Il Pnrr va bene solo sulla carta, e la realtà è che siamo indietro su quasi tutto ciò che conta davvero. Mentre il governo sbandiera successi legati a scadenze rispettate e miliardi incassati, le opere pubbliche restano un lontane e il tanto sognato rilancio del Pil sembra un’illusione. Qualcosa non torna, e le scuse non mancano: la burocrazia, le “modifiche concordate”, le riforme a metà. Ma davvero possiamo accontentarci di un piano che si perde anziché incidere sulla realtà?
Non solo investimenti.
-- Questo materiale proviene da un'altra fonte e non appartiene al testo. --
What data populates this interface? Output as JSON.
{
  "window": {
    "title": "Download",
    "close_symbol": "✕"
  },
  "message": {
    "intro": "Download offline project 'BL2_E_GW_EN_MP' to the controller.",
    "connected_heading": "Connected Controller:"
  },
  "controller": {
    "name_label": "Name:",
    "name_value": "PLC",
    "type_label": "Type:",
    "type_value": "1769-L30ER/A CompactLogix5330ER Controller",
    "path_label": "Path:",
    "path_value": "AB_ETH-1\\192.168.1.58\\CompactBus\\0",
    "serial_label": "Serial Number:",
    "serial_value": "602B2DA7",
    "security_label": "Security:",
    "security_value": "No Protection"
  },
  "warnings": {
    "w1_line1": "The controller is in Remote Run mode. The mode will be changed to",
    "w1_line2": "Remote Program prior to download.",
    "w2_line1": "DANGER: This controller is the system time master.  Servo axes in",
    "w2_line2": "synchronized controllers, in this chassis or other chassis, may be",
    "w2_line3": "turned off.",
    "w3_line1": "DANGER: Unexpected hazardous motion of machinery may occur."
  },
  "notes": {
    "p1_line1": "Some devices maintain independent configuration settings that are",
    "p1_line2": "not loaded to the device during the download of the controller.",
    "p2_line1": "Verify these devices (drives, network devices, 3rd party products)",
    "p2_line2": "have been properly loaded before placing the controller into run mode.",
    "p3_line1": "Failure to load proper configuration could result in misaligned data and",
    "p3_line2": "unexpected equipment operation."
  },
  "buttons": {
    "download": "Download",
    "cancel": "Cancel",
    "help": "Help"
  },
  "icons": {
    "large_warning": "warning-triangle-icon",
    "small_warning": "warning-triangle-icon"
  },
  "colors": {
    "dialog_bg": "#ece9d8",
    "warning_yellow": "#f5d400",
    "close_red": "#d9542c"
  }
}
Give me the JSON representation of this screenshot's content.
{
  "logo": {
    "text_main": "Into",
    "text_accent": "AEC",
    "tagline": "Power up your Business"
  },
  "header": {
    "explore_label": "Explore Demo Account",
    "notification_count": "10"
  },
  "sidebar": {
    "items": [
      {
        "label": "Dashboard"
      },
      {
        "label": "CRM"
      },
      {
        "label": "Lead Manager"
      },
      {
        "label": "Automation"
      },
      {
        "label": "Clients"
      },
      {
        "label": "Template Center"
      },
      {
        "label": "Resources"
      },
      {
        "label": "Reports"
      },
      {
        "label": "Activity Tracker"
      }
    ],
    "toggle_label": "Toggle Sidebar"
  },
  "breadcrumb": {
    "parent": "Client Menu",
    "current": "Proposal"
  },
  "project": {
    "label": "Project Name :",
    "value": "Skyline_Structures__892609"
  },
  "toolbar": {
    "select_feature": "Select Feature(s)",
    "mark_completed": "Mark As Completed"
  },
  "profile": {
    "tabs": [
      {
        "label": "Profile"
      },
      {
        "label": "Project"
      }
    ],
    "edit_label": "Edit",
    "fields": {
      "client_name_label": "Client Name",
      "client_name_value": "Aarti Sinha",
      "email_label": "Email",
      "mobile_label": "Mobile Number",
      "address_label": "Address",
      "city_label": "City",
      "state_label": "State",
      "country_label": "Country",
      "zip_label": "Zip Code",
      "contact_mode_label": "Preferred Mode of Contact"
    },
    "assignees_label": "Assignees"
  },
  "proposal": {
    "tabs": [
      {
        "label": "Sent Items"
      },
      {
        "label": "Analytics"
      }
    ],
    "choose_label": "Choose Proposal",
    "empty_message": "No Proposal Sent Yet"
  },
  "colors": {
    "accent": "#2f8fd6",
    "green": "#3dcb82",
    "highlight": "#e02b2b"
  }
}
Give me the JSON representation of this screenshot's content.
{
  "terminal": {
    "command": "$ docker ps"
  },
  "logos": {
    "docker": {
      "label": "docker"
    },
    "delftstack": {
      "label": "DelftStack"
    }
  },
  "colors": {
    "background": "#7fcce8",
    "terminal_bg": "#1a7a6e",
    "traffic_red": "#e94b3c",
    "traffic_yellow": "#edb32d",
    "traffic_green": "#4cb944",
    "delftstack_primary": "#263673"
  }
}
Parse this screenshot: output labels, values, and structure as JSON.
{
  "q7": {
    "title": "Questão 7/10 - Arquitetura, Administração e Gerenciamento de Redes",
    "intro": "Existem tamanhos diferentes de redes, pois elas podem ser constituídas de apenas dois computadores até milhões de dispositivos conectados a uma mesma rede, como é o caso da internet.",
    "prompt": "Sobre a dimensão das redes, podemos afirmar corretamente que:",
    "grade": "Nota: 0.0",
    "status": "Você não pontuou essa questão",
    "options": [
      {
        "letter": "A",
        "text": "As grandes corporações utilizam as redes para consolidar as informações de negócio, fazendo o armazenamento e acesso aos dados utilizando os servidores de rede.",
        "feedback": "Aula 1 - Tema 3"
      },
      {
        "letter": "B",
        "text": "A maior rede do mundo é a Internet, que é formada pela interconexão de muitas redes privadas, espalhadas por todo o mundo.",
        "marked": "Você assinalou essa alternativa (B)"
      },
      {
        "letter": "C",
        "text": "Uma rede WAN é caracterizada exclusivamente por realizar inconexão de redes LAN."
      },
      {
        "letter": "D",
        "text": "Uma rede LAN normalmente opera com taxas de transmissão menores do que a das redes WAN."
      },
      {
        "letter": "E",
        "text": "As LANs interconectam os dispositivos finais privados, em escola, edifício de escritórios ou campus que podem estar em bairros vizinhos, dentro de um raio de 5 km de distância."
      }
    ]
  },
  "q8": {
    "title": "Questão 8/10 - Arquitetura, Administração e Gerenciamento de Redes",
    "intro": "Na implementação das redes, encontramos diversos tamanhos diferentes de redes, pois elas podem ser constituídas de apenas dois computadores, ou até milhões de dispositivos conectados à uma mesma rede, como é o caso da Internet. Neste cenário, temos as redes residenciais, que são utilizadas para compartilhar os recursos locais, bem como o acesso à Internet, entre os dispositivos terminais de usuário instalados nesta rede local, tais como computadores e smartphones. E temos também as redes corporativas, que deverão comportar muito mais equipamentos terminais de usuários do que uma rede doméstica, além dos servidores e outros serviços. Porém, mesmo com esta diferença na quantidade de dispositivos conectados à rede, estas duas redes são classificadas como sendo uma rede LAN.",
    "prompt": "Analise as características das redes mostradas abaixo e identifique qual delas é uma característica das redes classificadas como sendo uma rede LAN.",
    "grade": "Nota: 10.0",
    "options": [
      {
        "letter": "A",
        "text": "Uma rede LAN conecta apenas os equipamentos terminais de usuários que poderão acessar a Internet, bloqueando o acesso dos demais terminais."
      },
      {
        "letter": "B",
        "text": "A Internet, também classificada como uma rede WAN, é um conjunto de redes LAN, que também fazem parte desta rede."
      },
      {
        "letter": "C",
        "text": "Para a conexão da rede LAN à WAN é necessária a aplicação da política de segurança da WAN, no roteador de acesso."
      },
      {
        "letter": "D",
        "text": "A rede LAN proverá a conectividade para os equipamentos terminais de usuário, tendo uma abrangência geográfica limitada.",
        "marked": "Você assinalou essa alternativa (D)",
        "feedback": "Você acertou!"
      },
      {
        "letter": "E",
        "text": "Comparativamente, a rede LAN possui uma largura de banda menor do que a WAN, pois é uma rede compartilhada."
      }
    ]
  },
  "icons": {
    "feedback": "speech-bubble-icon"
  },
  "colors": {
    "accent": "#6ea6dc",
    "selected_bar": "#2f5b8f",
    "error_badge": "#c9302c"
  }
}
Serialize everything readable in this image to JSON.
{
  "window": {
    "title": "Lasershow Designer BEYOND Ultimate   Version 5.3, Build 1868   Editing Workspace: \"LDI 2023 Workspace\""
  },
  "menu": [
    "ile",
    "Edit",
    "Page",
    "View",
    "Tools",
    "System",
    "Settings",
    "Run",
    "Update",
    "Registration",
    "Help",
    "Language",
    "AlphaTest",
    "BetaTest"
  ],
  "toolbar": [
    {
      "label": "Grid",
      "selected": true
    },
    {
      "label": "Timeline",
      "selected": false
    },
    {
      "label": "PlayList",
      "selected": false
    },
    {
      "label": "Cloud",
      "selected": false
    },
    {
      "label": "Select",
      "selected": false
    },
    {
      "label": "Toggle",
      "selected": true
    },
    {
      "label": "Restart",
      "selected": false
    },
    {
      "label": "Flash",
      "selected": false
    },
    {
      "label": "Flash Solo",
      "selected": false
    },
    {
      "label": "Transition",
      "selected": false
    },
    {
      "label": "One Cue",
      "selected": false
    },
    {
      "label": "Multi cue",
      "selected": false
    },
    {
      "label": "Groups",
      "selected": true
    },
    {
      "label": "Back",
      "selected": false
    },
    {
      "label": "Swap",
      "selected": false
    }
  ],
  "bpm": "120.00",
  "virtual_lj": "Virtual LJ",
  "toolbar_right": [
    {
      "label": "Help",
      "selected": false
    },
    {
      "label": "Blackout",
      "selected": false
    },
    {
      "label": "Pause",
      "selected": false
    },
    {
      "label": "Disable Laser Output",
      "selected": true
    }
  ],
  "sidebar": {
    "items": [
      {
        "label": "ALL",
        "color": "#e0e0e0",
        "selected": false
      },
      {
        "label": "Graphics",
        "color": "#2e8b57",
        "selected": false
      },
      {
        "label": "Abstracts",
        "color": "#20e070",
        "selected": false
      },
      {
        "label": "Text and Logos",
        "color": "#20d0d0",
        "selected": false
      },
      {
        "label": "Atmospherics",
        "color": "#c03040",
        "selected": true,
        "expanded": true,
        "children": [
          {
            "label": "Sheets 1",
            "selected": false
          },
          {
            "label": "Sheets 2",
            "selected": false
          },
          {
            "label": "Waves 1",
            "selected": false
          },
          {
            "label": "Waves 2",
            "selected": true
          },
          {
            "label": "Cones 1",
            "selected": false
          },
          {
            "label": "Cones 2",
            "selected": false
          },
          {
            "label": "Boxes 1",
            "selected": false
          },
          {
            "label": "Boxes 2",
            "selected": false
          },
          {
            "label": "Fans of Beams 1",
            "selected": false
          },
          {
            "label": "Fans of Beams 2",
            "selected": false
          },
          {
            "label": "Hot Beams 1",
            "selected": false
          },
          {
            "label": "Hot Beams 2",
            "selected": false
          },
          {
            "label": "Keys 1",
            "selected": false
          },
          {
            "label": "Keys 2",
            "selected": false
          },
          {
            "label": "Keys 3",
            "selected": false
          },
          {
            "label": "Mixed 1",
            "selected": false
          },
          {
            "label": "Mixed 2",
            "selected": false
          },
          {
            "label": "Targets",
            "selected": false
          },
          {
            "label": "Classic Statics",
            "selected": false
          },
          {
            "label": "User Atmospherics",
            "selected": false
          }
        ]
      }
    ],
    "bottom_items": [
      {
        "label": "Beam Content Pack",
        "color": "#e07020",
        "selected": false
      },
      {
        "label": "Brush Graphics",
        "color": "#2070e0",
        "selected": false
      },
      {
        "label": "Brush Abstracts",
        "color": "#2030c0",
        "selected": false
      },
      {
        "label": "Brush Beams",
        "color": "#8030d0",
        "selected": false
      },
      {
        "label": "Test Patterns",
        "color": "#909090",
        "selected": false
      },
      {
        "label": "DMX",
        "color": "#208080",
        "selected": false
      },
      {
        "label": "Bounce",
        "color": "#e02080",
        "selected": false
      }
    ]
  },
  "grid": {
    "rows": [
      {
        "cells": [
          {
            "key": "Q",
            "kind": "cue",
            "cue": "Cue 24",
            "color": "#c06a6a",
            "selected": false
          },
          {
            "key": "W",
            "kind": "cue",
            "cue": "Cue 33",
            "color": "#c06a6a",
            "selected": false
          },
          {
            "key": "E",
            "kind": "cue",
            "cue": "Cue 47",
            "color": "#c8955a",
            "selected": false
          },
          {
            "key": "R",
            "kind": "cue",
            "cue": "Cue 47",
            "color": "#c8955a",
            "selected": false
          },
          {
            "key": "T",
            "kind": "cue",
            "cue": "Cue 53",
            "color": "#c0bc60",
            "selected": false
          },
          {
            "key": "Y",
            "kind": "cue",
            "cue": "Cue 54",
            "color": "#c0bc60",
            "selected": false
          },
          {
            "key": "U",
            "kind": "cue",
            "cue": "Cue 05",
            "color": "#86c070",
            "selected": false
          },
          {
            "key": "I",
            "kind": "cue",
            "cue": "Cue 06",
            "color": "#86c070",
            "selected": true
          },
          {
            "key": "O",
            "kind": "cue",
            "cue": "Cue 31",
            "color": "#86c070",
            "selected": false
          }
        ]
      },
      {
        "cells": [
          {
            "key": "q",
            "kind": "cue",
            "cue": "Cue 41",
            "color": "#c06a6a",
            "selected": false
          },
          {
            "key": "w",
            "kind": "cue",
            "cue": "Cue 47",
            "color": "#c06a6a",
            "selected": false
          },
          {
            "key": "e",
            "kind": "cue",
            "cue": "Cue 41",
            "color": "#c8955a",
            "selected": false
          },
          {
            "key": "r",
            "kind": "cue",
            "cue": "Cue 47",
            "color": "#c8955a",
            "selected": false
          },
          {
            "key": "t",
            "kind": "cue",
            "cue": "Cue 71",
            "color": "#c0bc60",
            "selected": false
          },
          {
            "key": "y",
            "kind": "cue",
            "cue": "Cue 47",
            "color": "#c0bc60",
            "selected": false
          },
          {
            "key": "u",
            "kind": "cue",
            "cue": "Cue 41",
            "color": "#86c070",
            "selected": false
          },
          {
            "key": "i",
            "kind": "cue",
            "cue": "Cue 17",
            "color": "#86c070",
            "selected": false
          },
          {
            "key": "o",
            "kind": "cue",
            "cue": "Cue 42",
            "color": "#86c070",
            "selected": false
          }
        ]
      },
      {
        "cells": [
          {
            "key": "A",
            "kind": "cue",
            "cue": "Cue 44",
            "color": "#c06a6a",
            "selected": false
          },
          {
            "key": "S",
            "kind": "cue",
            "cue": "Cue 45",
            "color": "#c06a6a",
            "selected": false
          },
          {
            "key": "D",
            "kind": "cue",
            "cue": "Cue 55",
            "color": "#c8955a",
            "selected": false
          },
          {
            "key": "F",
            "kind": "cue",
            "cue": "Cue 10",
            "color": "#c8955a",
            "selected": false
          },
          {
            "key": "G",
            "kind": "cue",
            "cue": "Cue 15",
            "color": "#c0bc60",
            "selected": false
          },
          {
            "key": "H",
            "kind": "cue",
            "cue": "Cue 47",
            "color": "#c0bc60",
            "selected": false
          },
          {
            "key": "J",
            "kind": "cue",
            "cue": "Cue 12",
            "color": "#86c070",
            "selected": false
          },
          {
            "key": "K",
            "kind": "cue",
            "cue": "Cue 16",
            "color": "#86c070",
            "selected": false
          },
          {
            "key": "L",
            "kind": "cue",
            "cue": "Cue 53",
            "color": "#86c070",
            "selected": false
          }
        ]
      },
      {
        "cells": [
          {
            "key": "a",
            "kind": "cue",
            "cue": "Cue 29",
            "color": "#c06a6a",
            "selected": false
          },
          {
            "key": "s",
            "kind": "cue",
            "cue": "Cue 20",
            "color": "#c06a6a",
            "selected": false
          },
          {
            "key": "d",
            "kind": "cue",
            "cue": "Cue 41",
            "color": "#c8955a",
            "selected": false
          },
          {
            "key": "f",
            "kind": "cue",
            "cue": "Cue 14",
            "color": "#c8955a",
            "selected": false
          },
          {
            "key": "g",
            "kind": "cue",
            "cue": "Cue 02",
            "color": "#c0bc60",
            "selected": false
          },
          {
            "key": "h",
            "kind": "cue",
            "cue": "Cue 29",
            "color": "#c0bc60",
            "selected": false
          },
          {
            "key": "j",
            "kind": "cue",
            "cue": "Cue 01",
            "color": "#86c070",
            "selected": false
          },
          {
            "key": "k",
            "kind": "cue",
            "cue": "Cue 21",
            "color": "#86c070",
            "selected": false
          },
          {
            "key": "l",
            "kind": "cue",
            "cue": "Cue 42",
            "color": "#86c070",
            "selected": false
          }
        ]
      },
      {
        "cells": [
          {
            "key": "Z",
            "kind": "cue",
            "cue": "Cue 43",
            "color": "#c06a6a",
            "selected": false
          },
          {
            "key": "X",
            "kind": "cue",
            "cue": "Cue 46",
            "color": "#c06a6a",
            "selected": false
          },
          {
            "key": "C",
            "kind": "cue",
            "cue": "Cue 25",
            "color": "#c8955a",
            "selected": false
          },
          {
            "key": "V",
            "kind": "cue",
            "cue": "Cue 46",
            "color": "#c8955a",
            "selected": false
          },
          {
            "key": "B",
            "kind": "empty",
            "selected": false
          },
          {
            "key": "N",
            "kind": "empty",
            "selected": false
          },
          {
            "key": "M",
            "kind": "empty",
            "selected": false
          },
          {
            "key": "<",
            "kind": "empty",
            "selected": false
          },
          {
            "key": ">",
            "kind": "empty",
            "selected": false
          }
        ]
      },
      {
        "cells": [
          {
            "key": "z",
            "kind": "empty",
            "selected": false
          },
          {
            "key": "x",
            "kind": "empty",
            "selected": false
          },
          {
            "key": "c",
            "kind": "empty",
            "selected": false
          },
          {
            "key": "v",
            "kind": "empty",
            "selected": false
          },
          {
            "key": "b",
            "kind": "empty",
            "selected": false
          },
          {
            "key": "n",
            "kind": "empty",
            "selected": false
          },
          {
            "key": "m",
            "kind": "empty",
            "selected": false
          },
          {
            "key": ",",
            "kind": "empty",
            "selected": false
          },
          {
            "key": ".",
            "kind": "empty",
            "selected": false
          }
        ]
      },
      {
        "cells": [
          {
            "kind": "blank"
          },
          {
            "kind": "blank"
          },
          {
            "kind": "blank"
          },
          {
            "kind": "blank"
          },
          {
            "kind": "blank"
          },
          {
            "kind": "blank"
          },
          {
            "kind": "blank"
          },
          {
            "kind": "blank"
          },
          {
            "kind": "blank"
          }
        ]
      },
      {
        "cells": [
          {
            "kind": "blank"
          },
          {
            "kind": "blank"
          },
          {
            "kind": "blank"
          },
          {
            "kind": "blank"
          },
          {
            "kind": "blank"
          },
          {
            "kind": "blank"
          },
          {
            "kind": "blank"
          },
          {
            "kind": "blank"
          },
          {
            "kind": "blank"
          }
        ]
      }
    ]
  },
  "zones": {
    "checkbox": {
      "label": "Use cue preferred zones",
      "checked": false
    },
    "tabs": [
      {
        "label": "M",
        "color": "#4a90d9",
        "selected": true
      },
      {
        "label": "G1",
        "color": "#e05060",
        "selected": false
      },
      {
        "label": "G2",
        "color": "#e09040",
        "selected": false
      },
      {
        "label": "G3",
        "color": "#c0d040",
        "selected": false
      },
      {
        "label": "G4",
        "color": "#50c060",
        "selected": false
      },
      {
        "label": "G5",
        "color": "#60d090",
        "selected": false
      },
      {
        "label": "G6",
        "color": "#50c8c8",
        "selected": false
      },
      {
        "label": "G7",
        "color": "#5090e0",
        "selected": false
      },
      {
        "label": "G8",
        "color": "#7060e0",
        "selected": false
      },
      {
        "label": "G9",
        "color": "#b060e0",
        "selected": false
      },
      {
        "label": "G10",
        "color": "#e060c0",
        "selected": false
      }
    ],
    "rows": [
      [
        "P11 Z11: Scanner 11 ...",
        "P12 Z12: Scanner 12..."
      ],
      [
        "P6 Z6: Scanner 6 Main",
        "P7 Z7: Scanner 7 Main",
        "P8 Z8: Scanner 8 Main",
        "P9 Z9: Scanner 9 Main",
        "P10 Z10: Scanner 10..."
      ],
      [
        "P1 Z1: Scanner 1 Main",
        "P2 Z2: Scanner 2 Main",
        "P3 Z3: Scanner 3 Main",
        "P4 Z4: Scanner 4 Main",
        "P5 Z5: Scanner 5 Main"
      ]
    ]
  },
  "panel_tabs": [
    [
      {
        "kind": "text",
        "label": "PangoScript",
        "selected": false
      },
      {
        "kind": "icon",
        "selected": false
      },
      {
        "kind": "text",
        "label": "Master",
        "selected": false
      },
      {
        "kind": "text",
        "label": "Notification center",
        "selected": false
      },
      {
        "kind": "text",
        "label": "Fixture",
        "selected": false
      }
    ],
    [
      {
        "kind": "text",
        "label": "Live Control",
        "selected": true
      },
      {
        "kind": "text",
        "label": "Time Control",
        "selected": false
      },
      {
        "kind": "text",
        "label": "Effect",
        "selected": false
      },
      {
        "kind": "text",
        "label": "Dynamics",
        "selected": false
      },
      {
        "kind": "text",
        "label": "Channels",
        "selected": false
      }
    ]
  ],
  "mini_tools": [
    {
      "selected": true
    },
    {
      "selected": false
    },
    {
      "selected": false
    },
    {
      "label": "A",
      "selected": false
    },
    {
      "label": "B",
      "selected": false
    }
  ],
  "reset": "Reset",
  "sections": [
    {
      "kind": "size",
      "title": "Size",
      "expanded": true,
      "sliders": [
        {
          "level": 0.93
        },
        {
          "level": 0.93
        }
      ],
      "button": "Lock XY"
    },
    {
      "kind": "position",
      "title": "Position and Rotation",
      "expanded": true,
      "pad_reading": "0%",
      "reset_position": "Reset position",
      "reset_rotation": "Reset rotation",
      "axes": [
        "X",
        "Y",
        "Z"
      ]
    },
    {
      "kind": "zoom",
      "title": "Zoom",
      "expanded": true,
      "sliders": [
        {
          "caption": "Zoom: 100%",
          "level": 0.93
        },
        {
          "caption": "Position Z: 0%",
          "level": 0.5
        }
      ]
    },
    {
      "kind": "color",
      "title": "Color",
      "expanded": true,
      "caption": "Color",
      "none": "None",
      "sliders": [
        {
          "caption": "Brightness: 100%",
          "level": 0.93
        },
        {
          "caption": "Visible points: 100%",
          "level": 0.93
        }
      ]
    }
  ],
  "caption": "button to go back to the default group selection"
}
Il Pnrr prometteva anche riforme, come la riduzione della durata dei processi civili del 40%. A oggi, la riduzione c’è stata, ma molto meno marcata di quanto ci si aspettasse. È l’ennesimo esempio di obiettivi sbandierati come successi, quando in realtà il traguardo è ancora lontano. Lo stesso vale per il Pil: il Pnrr avrebbe dovuto far decollare la crescita economica italiana al 2%, ma siamo inchiodati a uno 0,6% anemico, con un timido 0,8% previsto per il 2024 (e solo grazie a qualche giorno lavorativo in più). Un fallimento camuffato dietro grafici e slogan.
Se il metro di giudizio fosse il rispetto delle procedure burocratiche, allora sì, potremmo considerarci i veri campioni europei. Dal 2021, l’Italia ha incassato ben 122 miliardi di euro, il 63% della dotazione totale, e recentemente ha ottenuto altri 8,7 miliardi grazie a 39 obiettivi “raggiunti”. Ma facciamo attenzione: queste scadenze riguardano quasi esclusivamente passaggi procedurali, non il completamento delle opere. È un po’ come consegnare tutti i documenti per un mutuo senza mai iniziare a costruire la casa.
Mentre i soldi entrano, le opere previste restano al palo. La spesa complessiva per il 2023, prevista a 40 miliardi, si è fermata a 22. E se guardiamo ai numeri totali, siamo ancora lontani dai 194 miliardi da utilizzare entro il 2026: ne mancano ben 135.
Il Pnrr, ormai in corso da tre anni, avrebbe dovuto trasformare l’Italia. Invece, il suo impatto è stato minimo. Se siamo cresciuti quanto la media dell’eurozona, è solo grazie alla crisi tedesca, non certo per meriti nostri. Certo, i fondi hanno aiutato a finanziare il debito e sostenere la ripresa post-Covid, ma non hanno inciso sulle tendenze strutturali. È tempo di smetterla con le celebrazioni vuote. Il Pnrr va bene solo sulla carta, e dietro ai proclami c’è un’Italia che resta indietro, incapace di trasformare risorse straordinarie in cambiamenti concreti. Forse è ora di rivedere non solo le scadenze, ma anche la nostra capacità di visione e, soprattutto, di azione.
Non è solo una questione di numeri o procedure: il Pnrr è il simbolo di un’Italia che si accontenta del minimo indispensabile, di un governo che celebra mezzi successi come trionfi e di un’opposizione che cavalca il fallimento senza proporre alternative.